I do not doubt that the substance of what I have said here is acceptable to almost every Deputy of this House, though I ask none to adopt the style. However, I cannot conceal a certain measure of surprise that, while this motion was before the Government for three weeks, it was not until 11.30 on Tuesday night that the Minister for External Affairs elected to inform the Press that it was his intention to move an amendment. Perhaps there was good reason for that. All I have to say is that, so far as the motion is concerned, it stands. I find nothing in the amendment to which a reasonable man could possibly demur and, if it appeared upon the Order Paper as a separate motion, I would gladly vote for both and would cheerfully commend both to the House. Yet I am at a loss to understand—and I await the Taoiseach's intervention to learn—why he deems it expedient to move the obliteration of the motion I have set down.

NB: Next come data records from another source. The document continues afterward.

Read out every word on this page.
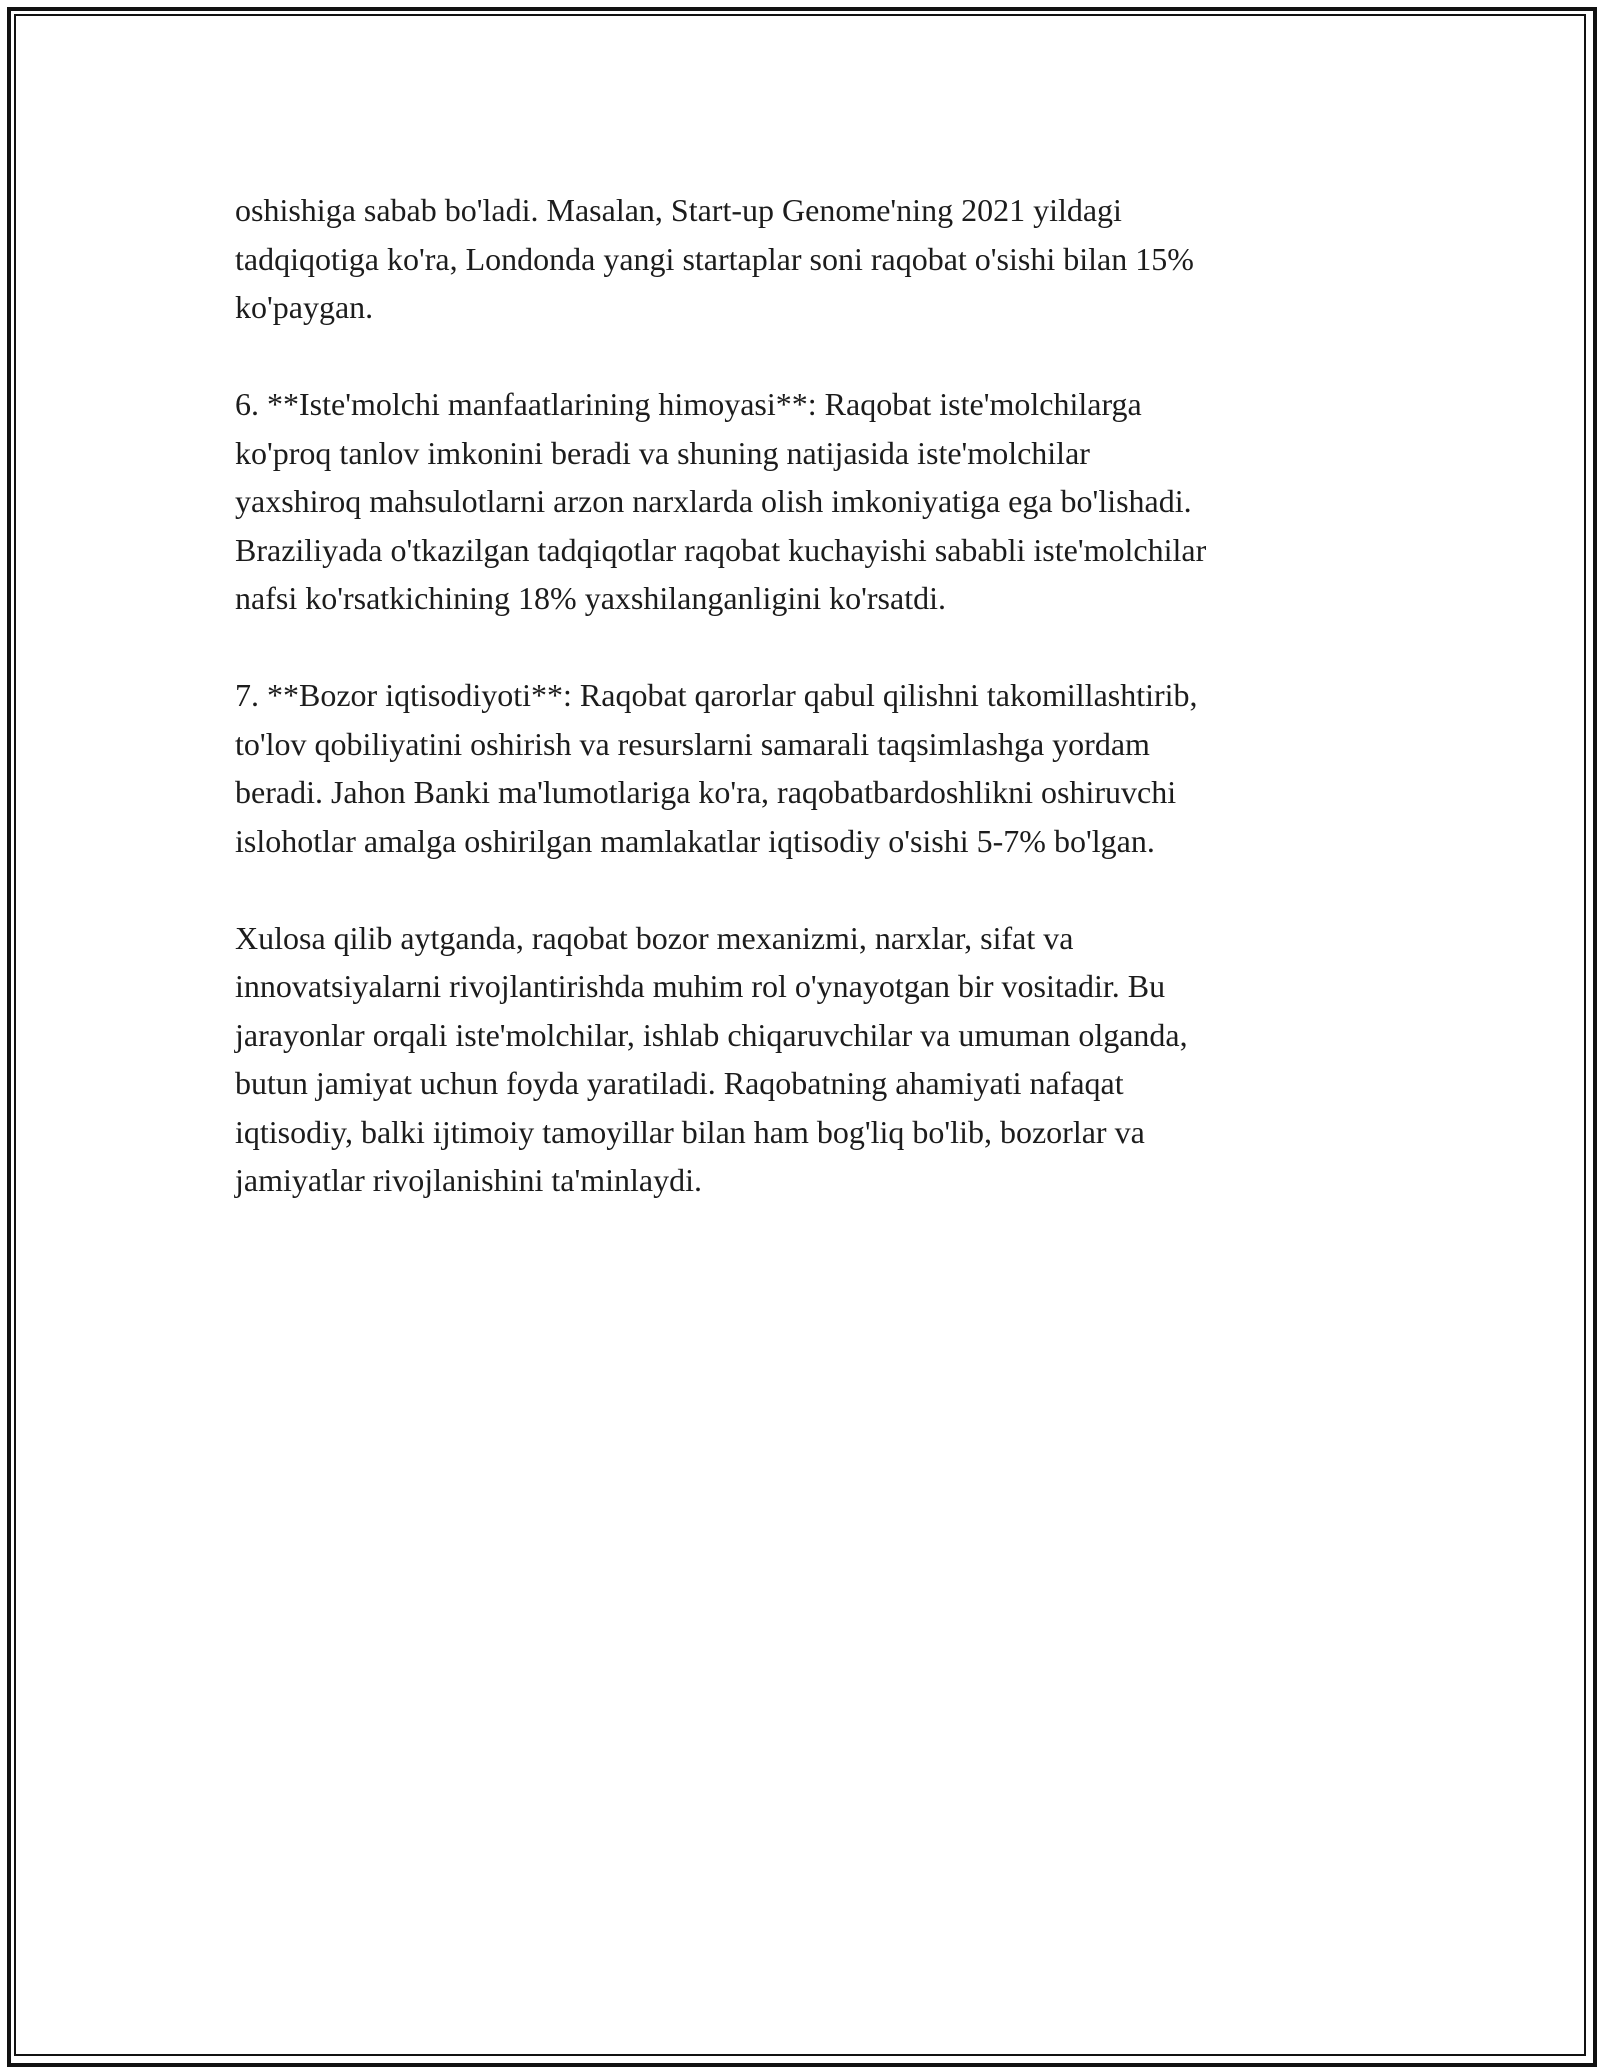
oshishiga sabab bo'ladi. Masalan, Start-up Genome'ning 2021 yildagi
tadqiqotiga ko'ra, Londonda yangi startaplar soni raqobat o'sishi bilan 15%
ko'paygan.

6. **Iste'molchi manfaatlarining himoyasi**: Raqobat iste'molchilarga
ko'proq tanlov imkonini beradi va shuning natijasida iste'molchilar
yaxshiroq mahsulotlarni arzon narxlarda olish imkoniyatiga ega bo'lishadi.
Braziliyada o'tkazilgan tadqiqotlar raqobat kuchayishi sababli iste'molchilar
nafsi ko'rsatkichining 18% yaxshilanganligini ko'rsatdi.

7. **Bozor iqtisodiyoti**: Raqobat qarorlar qabul qilishni takomillashtirib,
to'lov qobiliyatini oshirish va resurslarni samarali taqsimlashga yordam
beradi. Jahon Banki ma'lumotlariga ko'ra, raqobatbardoshlikni oshiruvchi
islohotlar amalga oshirilgan mamlakatlar iqtisodiy o'sishi 5-7% bo'lgan.

Xulosa qilib aytganda, raqobat bozor mexanizmi, narxlar, sifat va
innovatsiyalarni rivojlantirishda muhim rol o'ynayotgan bir vositadir. Bu
jarayonlar orqali iste'molchilar, ishlab chiqaruvchilar va umuman olganda,
butun jamiyat uchun foyda yaratiladi. Raqobatning ahamiyati nafaqat
iqtisodiy, balki ijtimoiy tamoyillar bilan ham bog'liq bo'lib, bozorlar va
jamiyatlar rivojlanishini ta'minlaydi.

I have asked this Parliament to speak to other Parliaments in the confident hope and belief that Christian people and all those who are not blinded by hatred of Christendom will join with us in demanding that the name of justice will not be invoked to wreak injustice, that the hallowed forms of law will not be travestied to outrage law and that the rights of freedom won from tyrants down through the centuries by the blood of thousands of men, who willingly shed it to secure that priceless treasure of freedom for their children, will not be used by tyrants in our time—perhaps, the bloodiest tyrant the world has ever seen in its long history—to trample down the generation into which we were born. Let nobody apprehend that, if we do what lies within our power to do in this House to-day, we shall act in vain. Remember, that when we stood alone against what most prudent people declared to be unbeatably superior odds, it was the understanding, trust and faith of friends throughout the world that sustained and bore us up. There are others in the world to-day who want that help from us and we can give it. If we give it readily, I believe there are others in the world who will take courage and gather round us. Let us make clear that, whatever the tyrants may hope, we give the assurance that we will not forget, we will not weary and that we will never desert the cause the tyrants hope to see betrayed.